Speaking at the latest meeting of the ECB governing council in Malta, Mr Draghi said the central bank stood ready to adjust the “size, composition and duration” of its €1.1trn (£800bn) quantitative easing programme
The ECB kept its main interest rates on hold, but Mr Draghi said the council had discussed a further cut to the deposit rate and would review its monetary policy again in December, which was interpreted by many traders as meaning that the ECB will end up increasing its QE scheme.
“This was essentially a green light to the markets that QE was coming at the January 2016 meeting,” said Marchel Alexandrovich of Jefferies.
Nick Kounis of ABN Amro said further stimulus was likely to come in December: “The ECB will almost certainly be delivering an early Christmas present this year.”
In his opening remarks, Mr Draghi highlighted “concerns over growth prospects in emerging markets”.

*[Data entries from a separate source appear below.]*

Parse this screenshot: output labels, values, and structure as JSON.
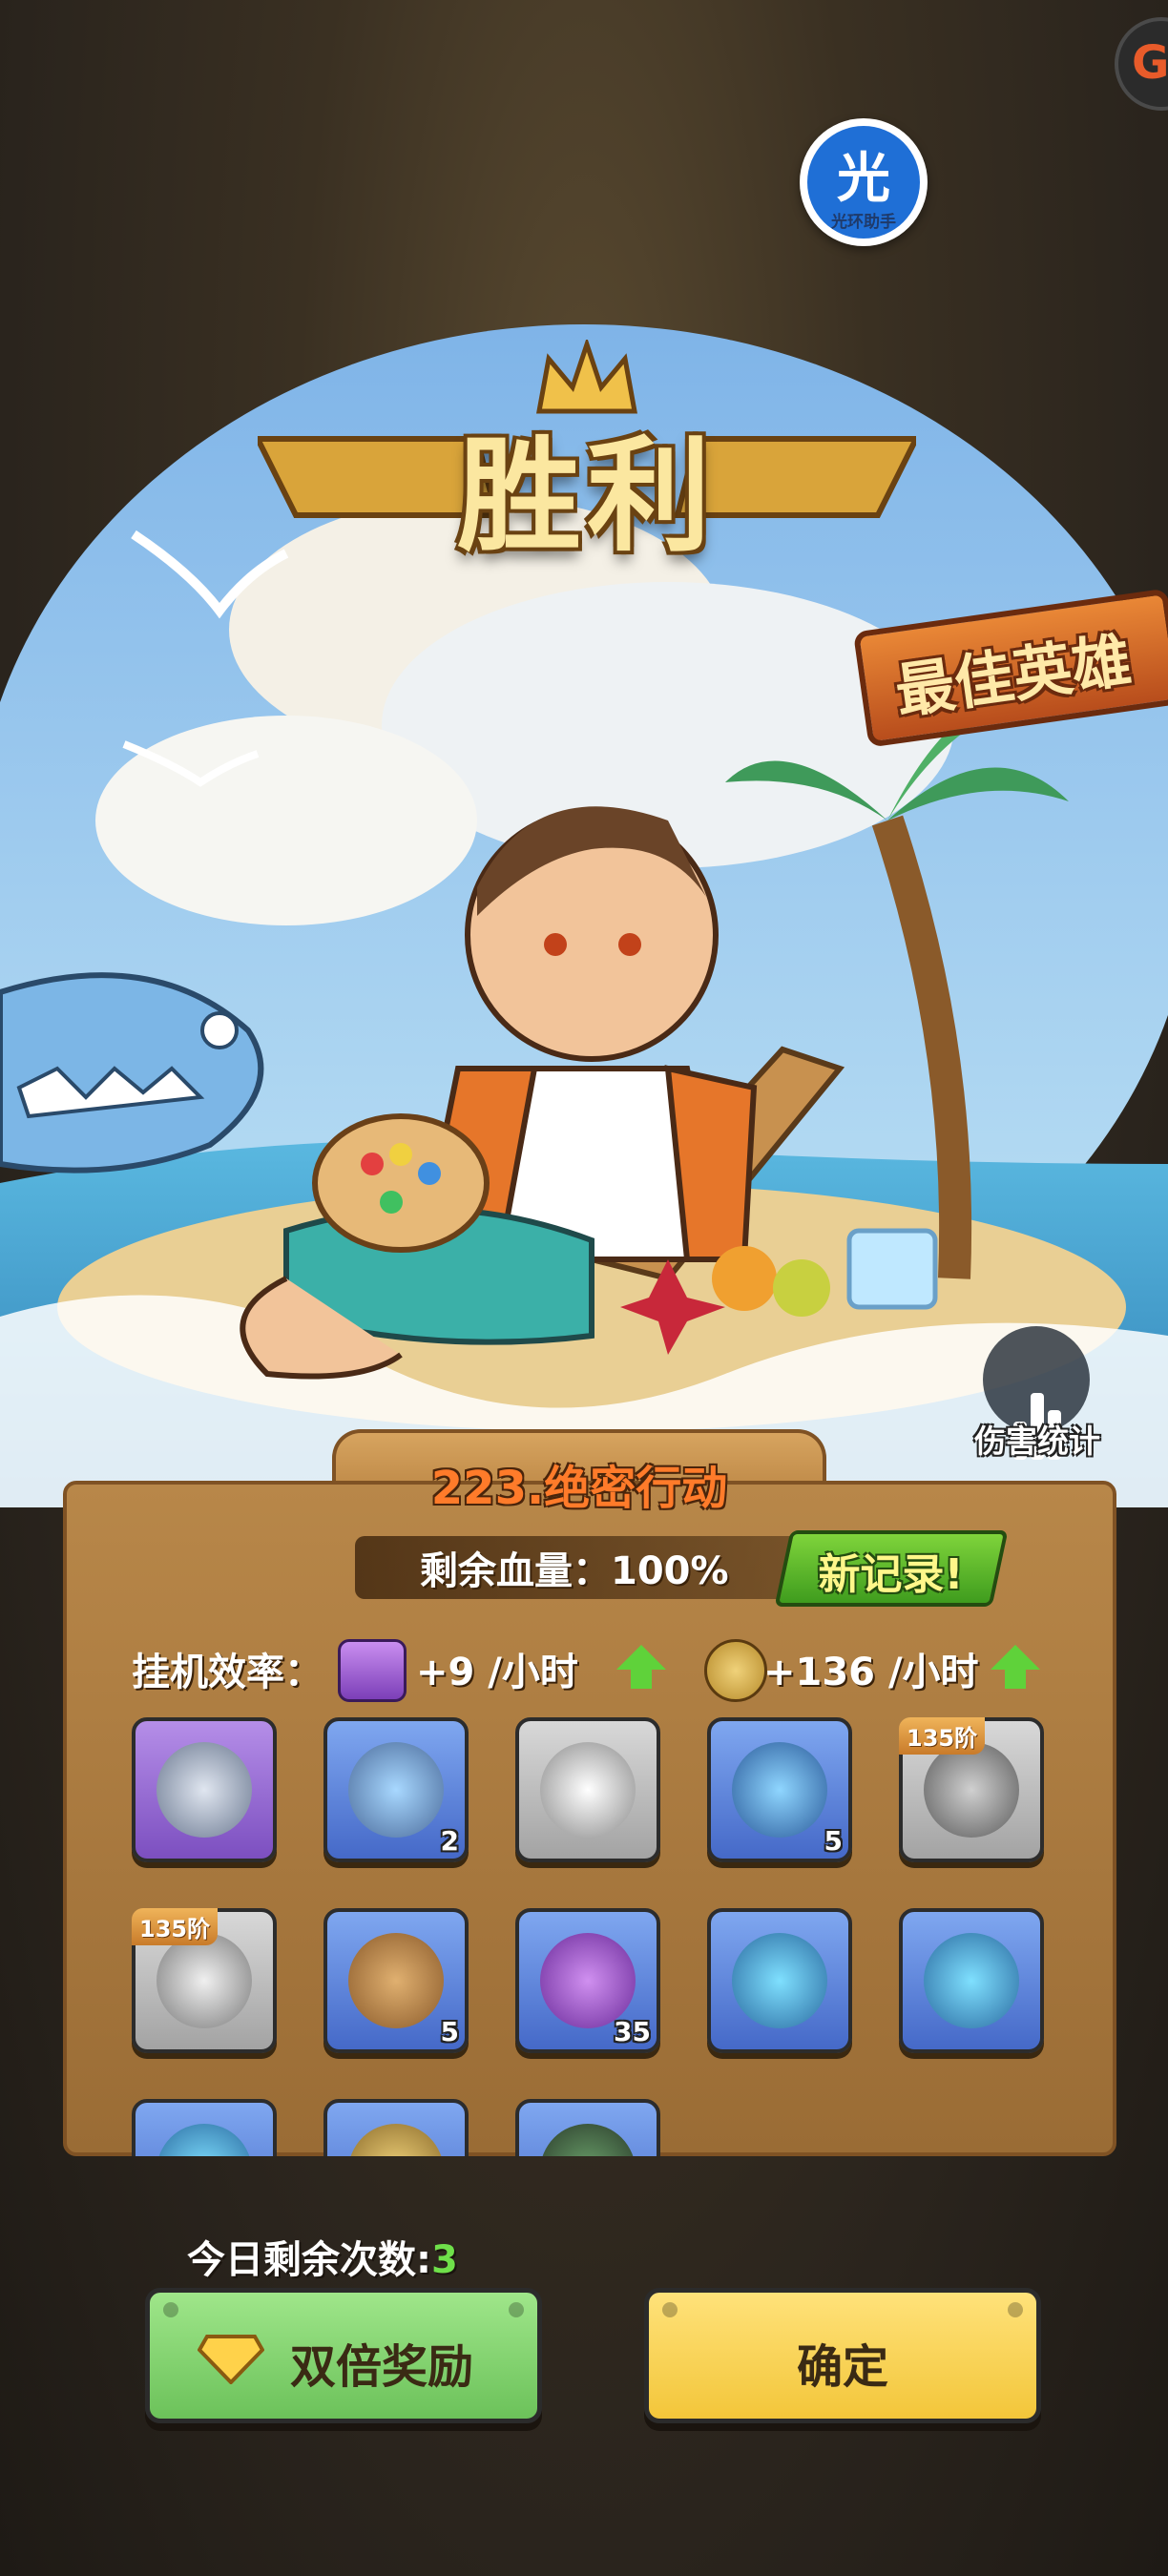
{
  "helper_badge": {
    "glyph": "光",
    "caption": "光环助手"
  },
  "corner_badge": "G",
  "victory_title": "胜利",
  "best_hero_label": "最佳英雄",
  "damage_stats_label": "伤害统计",
  "stage": {
    "title": "223.绝密行动"
  },
  "hp": {
    "label": "剩余血量：100%",
    "record_badge": "新记录!"
  },
  "efficiency": {
    "label": "挂机效率：",
    "rate1": "+9 /小时",
    "rate2": "+136 /小时"
  },
  "rewards": [
    {
      "icon": "orb-item-icon",
      "quality": "purple",
      "qty": ""
    },
    {
      "icon": "hammer-item-icon",
      "quality": "blue",
      "qty": "2"
    },
    {
      "icon": "triangle-item-icon",
      "quality": "grey",
      "qty": ""
    },
    {
      "icon": "capsule-item-icon",
      "quality": "blue",
      "qty": "5"
    },
    {
      "icon": "ring-gear-icon",
      "quality": "grey",
      "qty": "",
      "tier": "135阶"
    },
    {
      "icon": "armor-gear-icon",
      "quality": "grey",
      "qty": "",
      "tier": "135阶"
    },
    {
      "icon": "wood-chest-icon",
      "quality": "blue",
      "qty": "5"
    },
    {
      "icon": "purple-chest-icon",
      "quality": "blue",
      "qty": "35"
    },
    {
      "icon": "helmet-card-icon",
      "quality": "blue",
      "qty": ""
    },
    {
      "icon": "armor-card-icon",
      "quality": "blue",
      "qty": ""
    },
    {
      "icon": "card-item-icon",
      "quality": "blue",
      "qty": ""
    },
    {
      "icon": "coin-item-icon",
      "quality": "blue",
      "qty": ""
    },
    {
      "icon": "ticket-item-icon",
      "quality": "blue",
      "qty": ""
    }
  ],
  "remaining": {
    "label": "今日剩余次数:",
    "count": "3"
  },
  "buttons": {
    "double": "双倍奖励",
    "confirm": "确定"
  },
  "colors": {
    "accent_orange": "#ff7b2a",
    "green": "#6cc25a",
    "yellow": "#f3c63a"
  }
}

His words had a dramatic impact on the currency markets, sending the euro down by more than two cents against the dollar to $1.1127.
European government bond yields also dropped sharply, with the interest rate on 10-year German bunds dropping eight basis points to 0.496 per cent.
The eurozone fell back into deflation in September, with the consumer prices index declining by 0.1 per cent year on year.